The title Maitreya the Invincible led to the suggestion that his origins lay in Northwest India, and in particular with the Iranian god Mithra (comp Sol Invictus) (Przyluski, 1929, 1931; Lévi, 1932; Filliozat, 1950). The theory of a non-Indian source, although not universally accepted, is not without merit. The huge mural on the ceiling of the alcove of the eastern buddha at Bamiyan in Afghanistan, thought to belong to the 6th century, is composed of the Sun god Mithra, flying through the sky with two goddesses armed with bows, arrows, and shields in a chariot drawn by four thoroughbred horses with wings (Rowland, 1938; Grenet, 1993; Miyaji, 2016). According to Xuanzang's (玄奘; 60/602-664) Datang Xiyu ji (大唐西域記), the eastern buddha at Bamiyan was Śākyamuni (T. 2087 [LI] 873B15-17).
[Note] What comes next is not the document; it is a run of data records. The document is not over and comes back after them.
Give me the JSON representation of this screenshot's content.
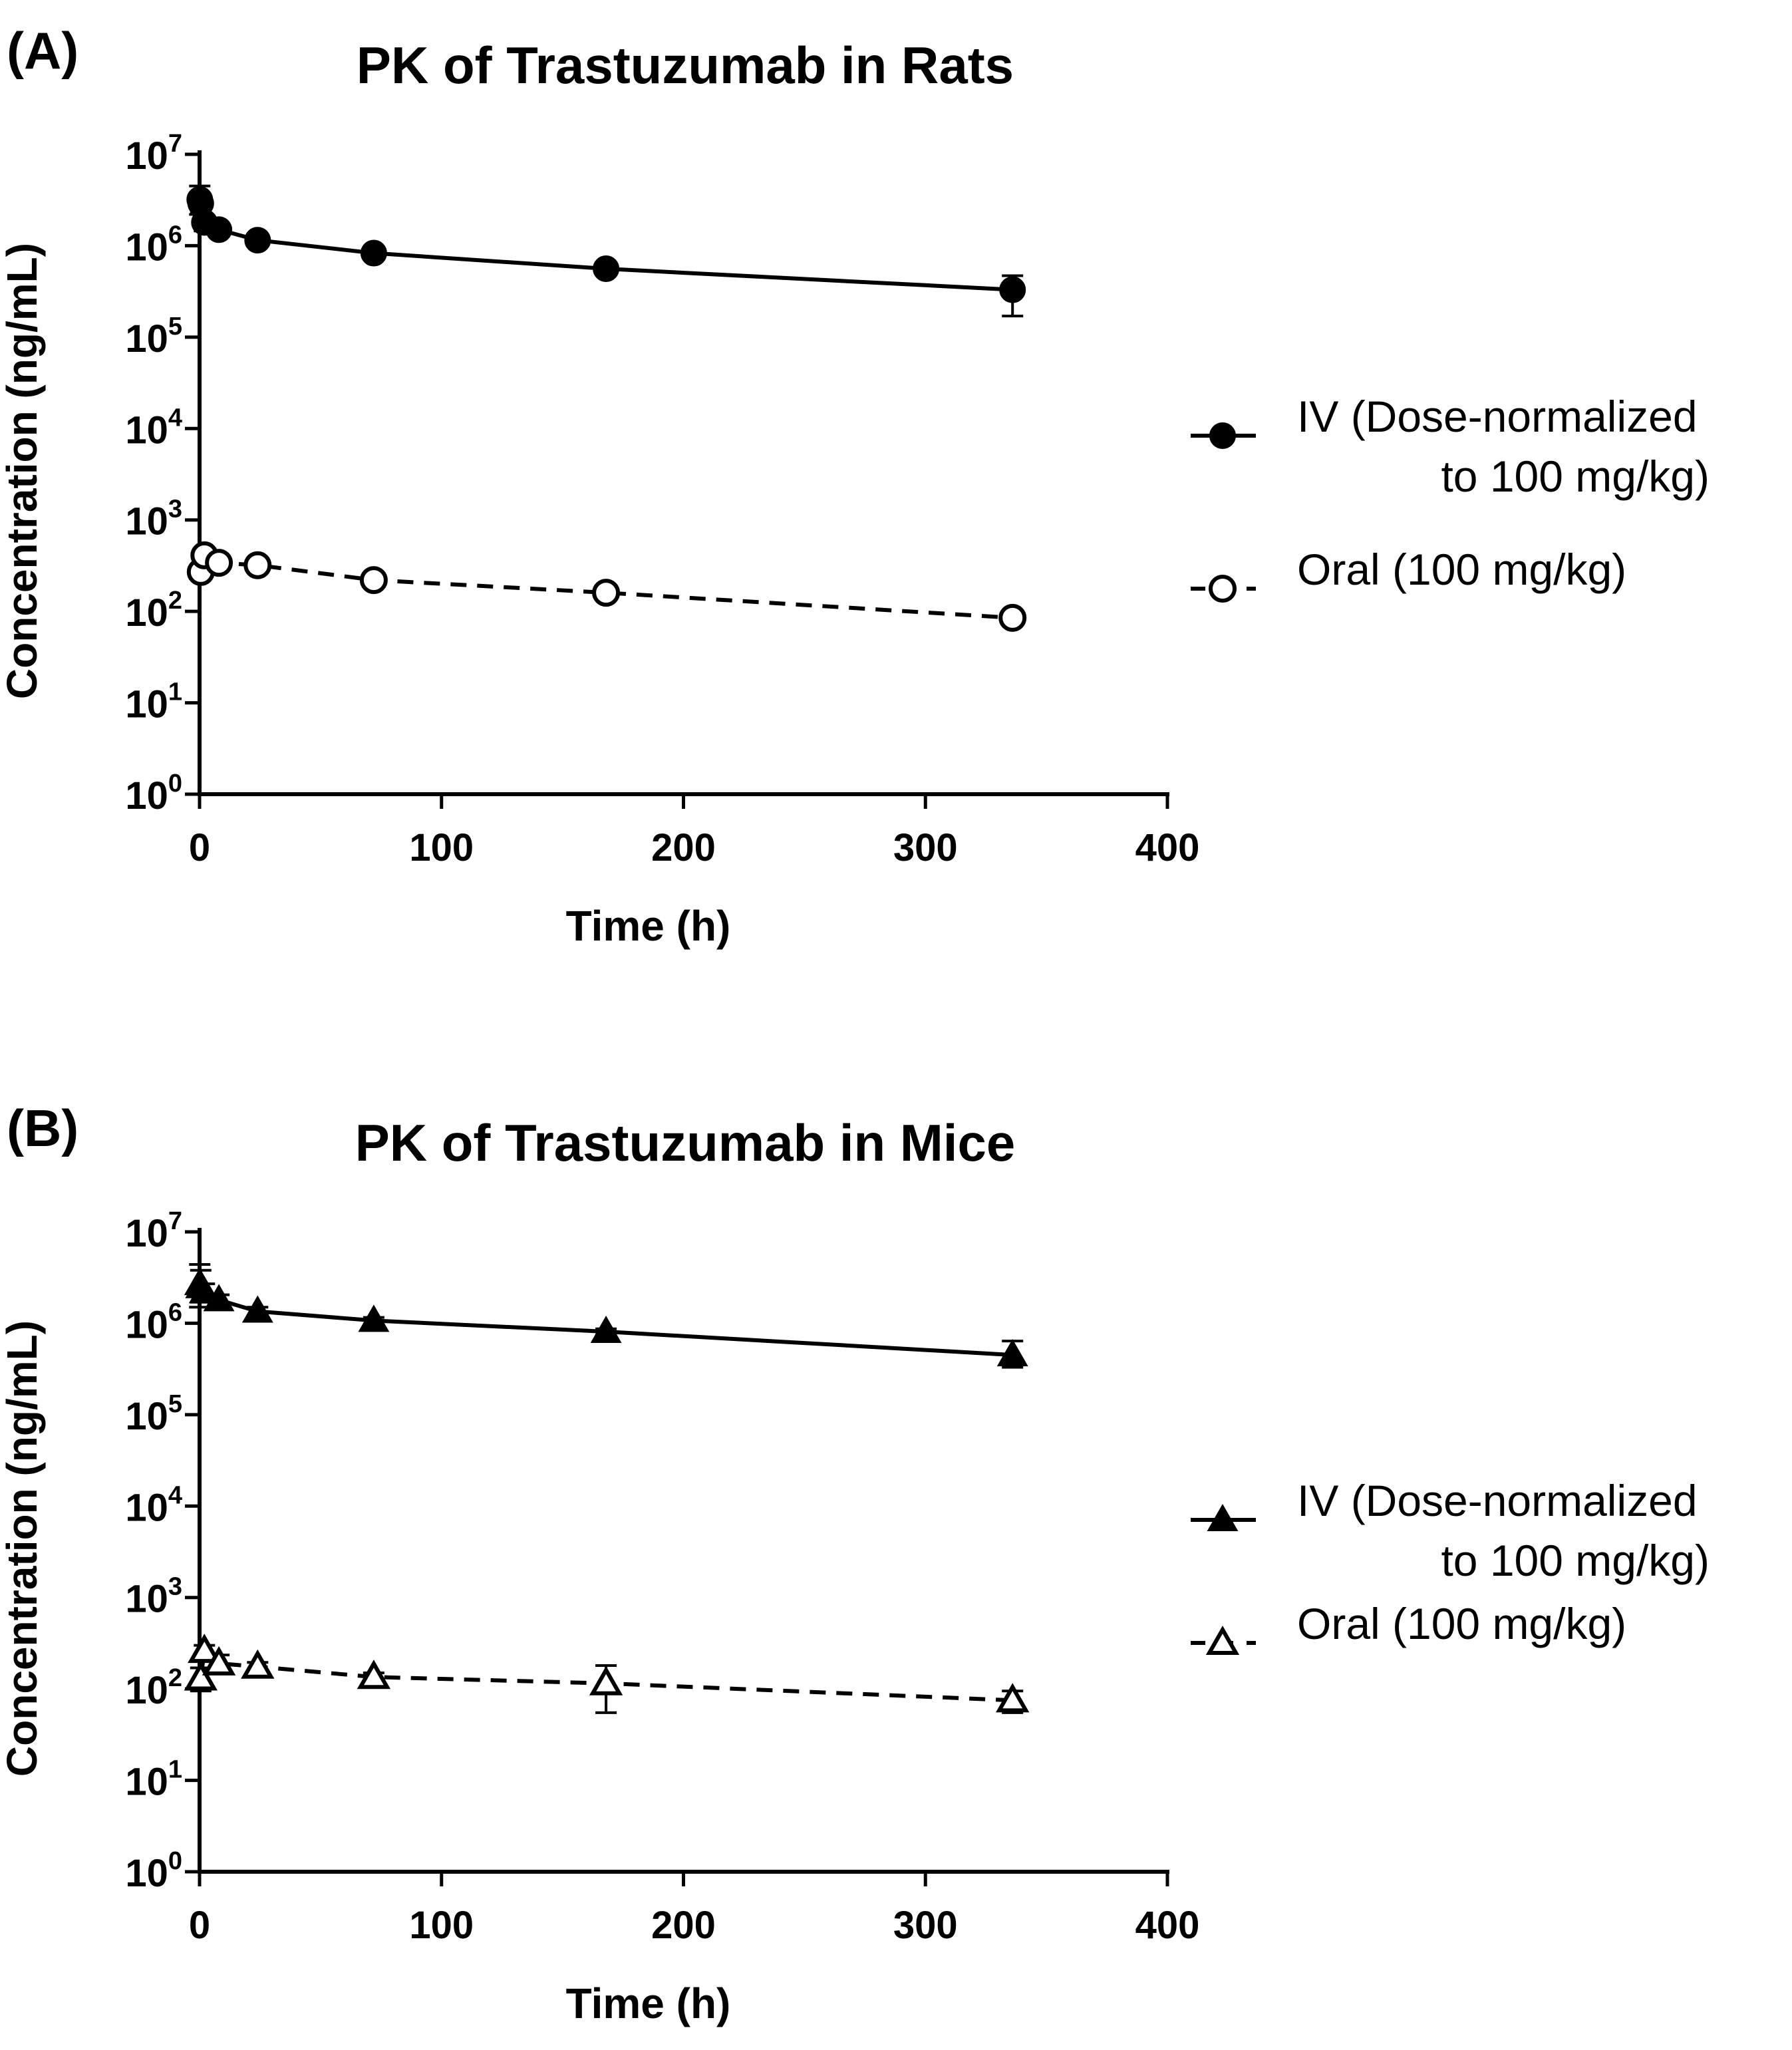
{
  "chart_data": [
    {
      "panel_label": "(A)",
      "type": "line",
      "title": "PK of Trastuzumab in Rats",
      "xlabel": "Time (h)",
      "ylabel": "Concentration (ng/mL)",
      "xlim": [
        0,
        400
      ],
      "ylim": [
        1,
        10000000
      ],
      "yscale": "log",
      "x_ticks": [
        "0",
        "100",
        "200",
        "300",
        "400"
      ],
      "y_tick_base": "10",
      "y_tick_exponents": [
        "0",
        "1",
        "2",
        "3",
        "4",
        "5",
        "6",
        "7"
      ],
      "grid": false,
      "legend_position": "right",
      "legend_entries": [
        {
          "lines": [
            "IV (Dose-normalized",
            "to 100 mg/kg)"
          ]
        },
        {
          "lines": [
            "Oral (100 mg/kg)"
          ]
        }
      ],
      "series": [
        {
          "name": "IV (Dose-normalized to 100 mg/kg)",
          "marker": "filled-circle",
          "line": "solid",
          "x": [
            0.083,
            0.5,
            2,
            8,
            24,
            72,
            168,
            336
          ],
          "y": [
            3200000,
            2900000,
            1800000,
            1500000,
            1150000,
            830000,
            560000,
            330000
          ],
          "y_err_low": [
            2200000,
            2300000,
            1450000,
            1300000,
            1050000,
            780000,
            520000,
            170000
          ],
          "y_err_high": [
            4500000,
            3600000,
            2100000,
            1700000,
            1250000,
            880000,
            600000,
            470000
          ]
        },
        {
          "name": "Oral (100 mg/kg)",
          "marker": "open-circle",
          "line": "dashed",
          "x": [
            0.5,
            2,
            8,
            24,
            72,
            168,
            336
          ],
          "y": [
            270,
            410,
            340,
            320,
            220,
            160,
            85
          ],
          "y_err_low": [
            250,
            380,
            320,
            300,
            205,
            150,
            78
          ],
          "y_err_high": [
            290,
            440,
            360,
            340,
            235,
            170,
            92
          ]
        }
      ]
    },
    {
      "panel_label": "(B)",
      "type": "line",
      "title": "PK of Trastuzumab in Mice",
      "xlabel": "Time (h)",
      "ylabel": "Concentration (ng/mL)",
      "xlim": [
        0,
        400
      ],
      "ylim": [
        1,
        10000000
      ],
      "yscale": "log",
      "x_ticks": [
        "0",
        "100",
        "200",
        "300",
        "400"
      ],
      "y_tick_base": "10",
      "y_tick_exponents": [
        "0",
        "1",
        "2",
        "3",
        "4",
        "5",
        "6",
        "7"
      ],
      "grid": false,
      "legend_position": "right",
      "legend_entries": [
        {
          "lines": [
            "IV (Dose-normalized",
            "to 100 mg/kg)"
          ]
        },
        {
          "lines": [
            "Oral (100 mg/kg)"
          ]
        }
      ],
      "series": [
        {
          "name": "IV (Dose-normalized to 100 mg/kg)",
          "marker": "filled-triangle",
          "line": "solid",
          "x": [
            0.083,
            0.5,
            2,
            8,
            24,
            72,
            168,
            336
          ],
          "y": [
            2700000,
            2500000,
            2200000,
            1800000,
            1350000,
            1070000,
            810000,
            450000
          ],
          "y_err_low": [
            1500000,
            1700000,
            1800000,
            1550000,
            1200000,
            980000,
            750000,
            330000
          ],
          "y_err_high": [
            4400000,
            3800000,
            2700000,
            2050000,
            1500000,
            1160000,
            870000,
            640000
          ]
        },
        {
          "name": "Oral (100 mg/kg)",
          "marker": "open-triangle",
          "line": "dashed",
          "x": [
            0.5,
            2,
            8,
            24,
            72,
            168,
            336
          ],
          "y": [
            130,
            260,
            190,
            175,
            135,
            115,
            75
          ],
          "y_err_low": [
            95,
            220,
            160,
            155,
            120,
            55,
            55
          ],
          "y_err_high": [
            170,
            300,
            235,
            195,
            150,
            180,
            95
          ]
        }
      ]
    }
  ]
}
The western buddha, however, thought to have been completed around the beginning of the 7th century, has a vault ceiling mural centered upon a seated bodhisattva Maitreya, surrounded and praised by the bodhisattvas and gods of Tuṣita Heaven. Described by Xuanzang as “sparkling gold in color and outfitted with blinding jewels” (T. 2087 [LI] 873b14), this is argued by some to be an expression of Maitreya Buddha of the “descent” tradition (Miyaji, 2004,90).